Bluntness100 · 16/08/2018 14:02

Blimey, blue was clearly right,

I'm not going to respond to you further.

MaluCachu · 16/08/2018 14:02

This has just reminded me of the ‘amuse bouche’ chip butty thread..

MyDirtyLittleSecret · 16/08/2018 14:09

I've never asked if a somewhat over-invested poster is the OP, done but, given that RayneDance appears to be rather more over-invested than is the standard for over-investment by certain dog-with-a-bone posters I've come across, I'm very tempted.
Be that as it may, OP, the time to make your stance about junk food and the amount of influence MIL has with your son was about 9 years ago and should have been a consistent message that by now, when the child is 12, would have been firmly received and understood. I get the free childcare thing but honestly, if you were that concerned about your son's diet then surely his welfare should have overridden costs and other arrangements would have been made.

Mckenzie123 · 16/08/2018 17:02

@mydirtylittlesecret

RayneDance is not the OP, she is simply seeing my point of view and sticking up for me amongst all the hate I’ve got over this. It’s nice to see that someone has recognised that my intentions were good. Are any of you perfect? Have any of you done things that may have been considered out of order? I’m pretty sure I know the answer...
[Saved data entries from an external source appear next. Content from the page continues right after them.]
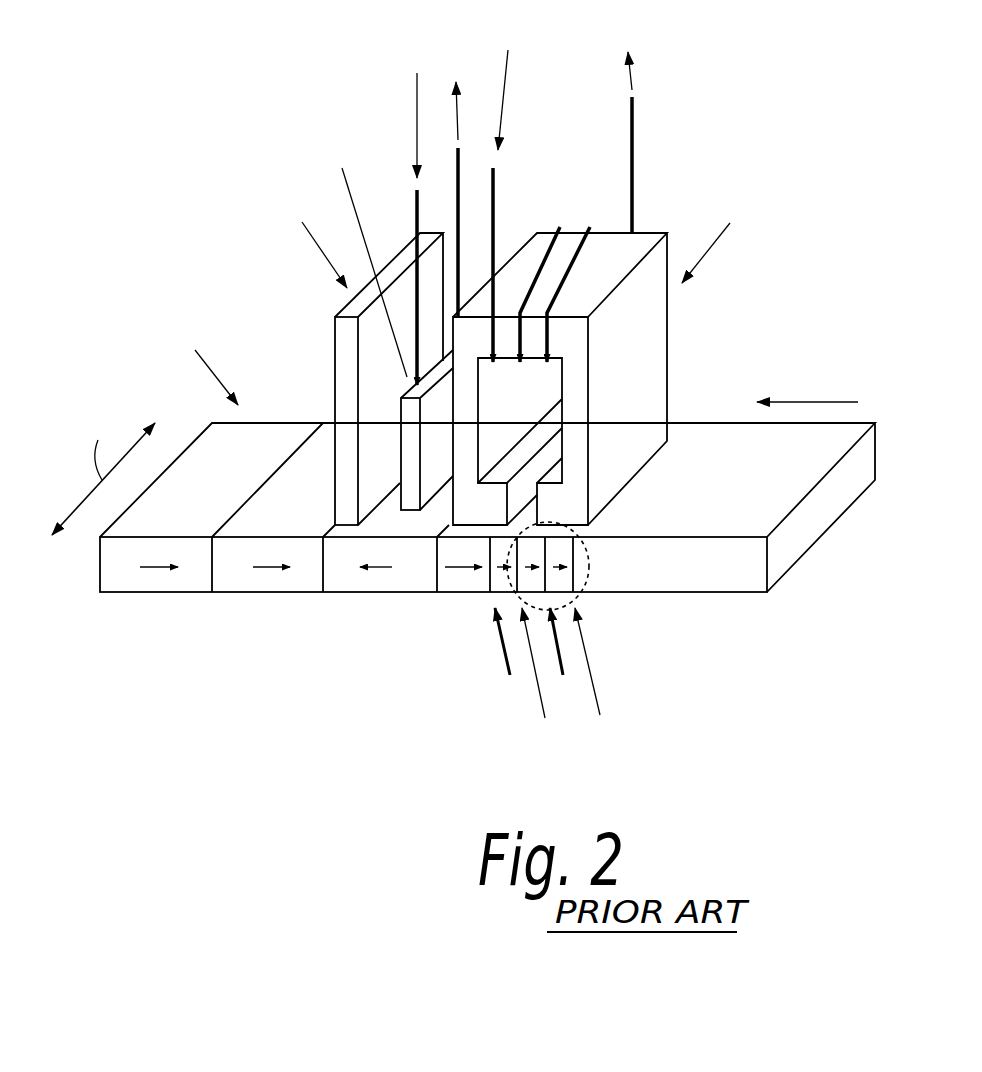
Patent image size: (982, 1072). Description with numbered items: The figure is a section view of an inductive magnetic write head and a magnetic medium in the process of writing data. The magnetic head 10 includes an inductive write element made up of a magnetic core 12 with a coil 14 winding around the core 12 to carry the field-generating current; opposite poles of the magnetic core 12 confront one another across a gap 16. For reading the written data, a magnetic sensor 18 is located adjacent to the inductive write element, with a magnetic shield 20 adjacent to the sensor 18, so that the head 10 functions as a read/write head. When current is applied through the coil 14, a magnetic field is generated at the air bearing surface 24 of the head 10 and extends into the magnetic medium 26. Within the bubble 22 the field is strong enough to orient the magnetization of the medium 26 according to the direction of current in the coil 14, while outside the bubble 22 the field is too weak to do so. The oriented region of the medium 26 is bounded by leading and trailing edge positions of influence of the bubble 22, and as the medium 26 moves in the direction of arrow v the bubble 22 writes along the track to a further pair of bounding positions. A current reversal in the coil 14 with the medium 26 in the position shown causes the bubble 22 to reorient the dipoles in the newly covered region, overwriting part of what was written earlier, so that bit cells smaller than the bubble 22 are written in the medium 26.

The magnetic head 10 is at (755, 258).
The magnetic core 12 is at (668, 363).
The coil 14 is at (587, 226).
The gap 16 is at (520, 520).
The magnetic sensor 18 is at (400, 512).
The magnetic shield 20 is at (333, 330).
The bubble 22 is at (505, 565).
The air bearing surface 24 is at (578, 540).
The magnetic medium 26 is at (808, 553).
I’d like to put this to bed now. Thank you to the helpful ones who haven’t gone hell for leather at me and actually given sound and fair advice. To those being intentionally mean - take a look at yourselves before accusing me of being such a bad parent and a terrible person. At least I care about ds because there are a lot of people that don’t give a shit about their step children let alone their own.

OP posts:
Thatsfuckingshit · 16/08/2018 19:22

Are any of you perfect? Have any of you done things that may have been considered out of order? I’m pretty sure I know the answer.

Who said they were perfect? Do you think the people who agree with you are perfect?

Non of us are. I am also sure that some people may not be happy with everything I do. However, I haven't lost my shit over fish and chips and alienated my MIL. I don't even like my ex MIL, or my dps step mum. His mother left when he was a baby, so I have never met her.

However, i appreciate that a grandparent, will spoil a child a bit. They will feed them some rubbish. I also would expect to to side with his step mother if I went Batshit crazy with her over something small. Of went round and removed my child from her house.

You get on with MIL 95% of the time but are sick of her over baring behaviour. It doesn't even make sense. You know you were unreasonable. I think you know you are in general.

I mean this next bit kindly, because I genuinely feel that your son is your son. Do you think that somewhere you resent that she has been in his life longer than you. Do you perhaps feel that because you are not his birth mother, you feel you have stamp your authority with MIL more.

Because, let's be honest, there is no way you could have possibly though that going and taking him home was reasonable behaviour.